Ce dispositif d’allocation comporte cinq caractéristiques :

1.    Cette allocation est versée aux députés non réélus à la recherche d’un emploi, ce qui exclut les fonctionnaires et tous ceux qui ont retrouvé un emploi. Les anciens députés qui ont atteint l’âge d’ouverture du droit à pension de député ne peuvent prétendre au bénéfice de cette allocation. Il n’y a pas donc pas cumul avec une retraite de parlementaire, et le dispositif ne concerne pas les fonctionnaires, assurés de retrouver un poste, et dont beaucoup souhaitent d’ailleurs qu’ils ne monopolisent pas les bancs  des Assemblées

2.    La durée est limitée à 6 semestres (3 ans) au maximum, ce qui est un an de plus que l’indemnité chômage (laquelle peut être selon certaines conditions d’âge en particulier prolongée)

3.    L’allocation est fortement dégressive, contrairement aux allocations chômage : montant maximum égal à 100% de l’indemnité parlementaire le 1er semestre (5514,68 €), ce qui est effectivement élevé par rapport à la pratique courante, puis 70 % (3860,25 €) le 2e semestre, 50% (2757,34 €) le 3e semestre, 40% (2205,87 €) le 4e semestre, 30% (1654,40 €) le 5e semestre et 20% (1102,94 €) le 6e semestre, soit un montant proche du SMIC

4.    L’allocation est différentielle, contrairement à l’allocation chômage : sont déduits de son montant tous les revenus que peut percevoir l’ancien député (mandats locaux, revenus du patrimoine, etc…)

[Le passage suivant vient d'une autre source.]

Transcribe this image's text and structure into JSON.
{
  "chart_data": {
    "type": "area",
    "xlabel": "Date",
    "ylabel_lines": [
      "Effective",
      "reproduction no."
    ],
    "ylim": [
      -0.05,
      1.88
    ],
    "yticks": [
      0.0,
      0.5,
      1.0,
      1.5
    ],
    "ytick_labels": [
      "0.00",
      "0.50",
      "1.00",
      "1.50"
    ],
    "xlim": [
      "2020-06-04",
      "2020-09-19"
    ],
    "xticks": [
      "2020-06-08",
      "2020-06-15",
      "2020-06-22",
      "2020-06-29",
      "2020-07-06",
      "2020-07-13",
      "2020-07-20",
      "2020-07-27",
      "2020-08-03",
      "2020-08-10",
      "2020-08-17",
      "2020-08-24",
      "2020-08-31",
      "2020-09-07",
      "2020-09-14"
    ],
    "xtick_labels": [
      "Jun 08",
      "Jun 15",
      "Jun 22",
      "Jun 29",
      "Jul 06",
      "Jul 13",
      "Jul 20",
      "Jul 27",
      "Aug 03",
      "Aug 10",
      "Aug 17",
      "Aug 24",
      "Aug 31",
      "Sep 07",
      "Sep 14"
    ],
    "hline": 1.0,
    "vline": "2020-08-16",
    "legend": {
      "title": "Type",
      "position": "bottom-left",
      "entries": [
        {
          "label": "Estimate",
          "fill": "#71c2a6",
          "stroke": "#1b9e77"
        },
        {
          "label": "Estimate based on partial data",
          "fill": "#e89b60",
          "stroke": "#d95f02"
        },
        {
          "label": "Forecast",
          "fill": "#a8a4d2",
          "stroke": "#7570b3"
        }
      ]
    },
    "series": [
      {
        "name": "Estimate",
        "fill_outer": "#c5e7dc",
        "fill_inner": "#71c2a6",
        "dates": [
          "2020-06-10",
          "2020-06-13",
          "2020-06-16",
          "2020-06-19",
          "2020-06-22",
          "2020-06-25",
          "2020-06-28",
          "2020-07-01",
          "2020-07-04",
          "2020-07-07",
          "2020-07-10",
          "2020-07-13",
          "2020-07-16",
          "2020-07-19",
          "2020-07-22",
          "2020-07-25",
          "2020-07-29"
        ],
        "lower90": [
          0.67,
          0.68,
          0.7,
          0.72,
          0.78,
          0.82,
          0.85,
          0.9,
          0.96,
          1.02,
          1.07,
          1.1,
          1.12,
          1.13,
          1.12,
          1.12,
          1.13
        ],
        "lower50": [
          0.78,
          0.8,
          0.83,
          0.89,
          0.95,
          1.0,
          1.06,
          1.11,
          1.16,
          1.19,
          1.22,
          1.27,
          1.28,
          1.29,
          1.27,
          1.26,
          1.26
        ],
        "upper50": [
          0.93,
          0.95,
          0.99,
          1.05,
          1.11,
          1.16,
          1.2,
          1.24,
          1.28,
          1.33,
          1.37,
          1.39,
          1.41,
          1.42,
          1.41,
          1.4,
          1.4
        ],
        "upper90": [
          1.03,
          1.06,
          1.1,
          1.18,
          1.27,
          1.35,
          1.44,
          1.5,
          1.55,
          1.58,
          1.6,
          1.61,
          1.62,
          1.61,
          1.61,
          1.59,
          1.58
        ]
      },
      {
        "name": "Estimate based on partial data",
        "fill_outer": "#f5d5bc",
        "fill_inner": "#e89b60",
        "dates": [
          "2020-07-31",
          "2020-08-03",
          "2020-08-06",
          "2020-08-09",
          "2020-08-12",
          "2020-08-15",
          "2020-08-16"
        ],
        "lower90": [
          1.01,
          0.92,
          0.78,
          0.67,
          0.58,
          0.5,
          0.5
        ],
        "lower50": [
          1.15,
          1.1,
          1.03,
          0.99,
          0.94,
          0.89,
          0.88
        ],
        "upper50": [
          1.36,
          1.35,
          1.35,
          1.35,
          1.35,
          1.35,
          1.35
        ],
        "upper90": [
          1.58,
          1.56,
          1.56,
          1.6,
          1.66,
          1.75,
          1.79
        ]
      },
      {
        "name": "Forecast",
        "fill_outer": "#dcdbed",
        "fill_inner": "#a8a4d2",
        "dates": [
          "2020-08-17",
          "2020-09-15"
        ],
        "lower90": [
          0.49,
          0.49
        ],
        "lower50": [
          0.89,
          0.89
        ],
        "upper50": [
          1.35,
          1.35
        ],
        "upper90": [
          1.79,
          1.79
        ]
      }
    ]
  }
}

5.    L’allocation est financée par les cotisations versées chaque mois par les députés en exercice : leur montant est modeste, car les indemnités versées sont en réalité peu nombreuses et peu durables, 27,57 €.  C’est le Fonds d’assurance mutuelle différentielle et dégressive de retour à l’emploi des députés qui gère les dépenses et les recettes et la gestion administrative, comptable et financière de ce fonds a été confiée, à compter du 1er janvier 2012, à la Caisse des Dépôts et des Consignations.

D’ailleurs les résultats de 2007 montrent que  le nombre de bénéficiaires de cette indemnité avait décru rapidement, passant d’une trentaine à l’issue des élections de juin 2007 (de juillet à décembre 2007) à deux seulement deux ans plus tard (de juillet à décembre 2009).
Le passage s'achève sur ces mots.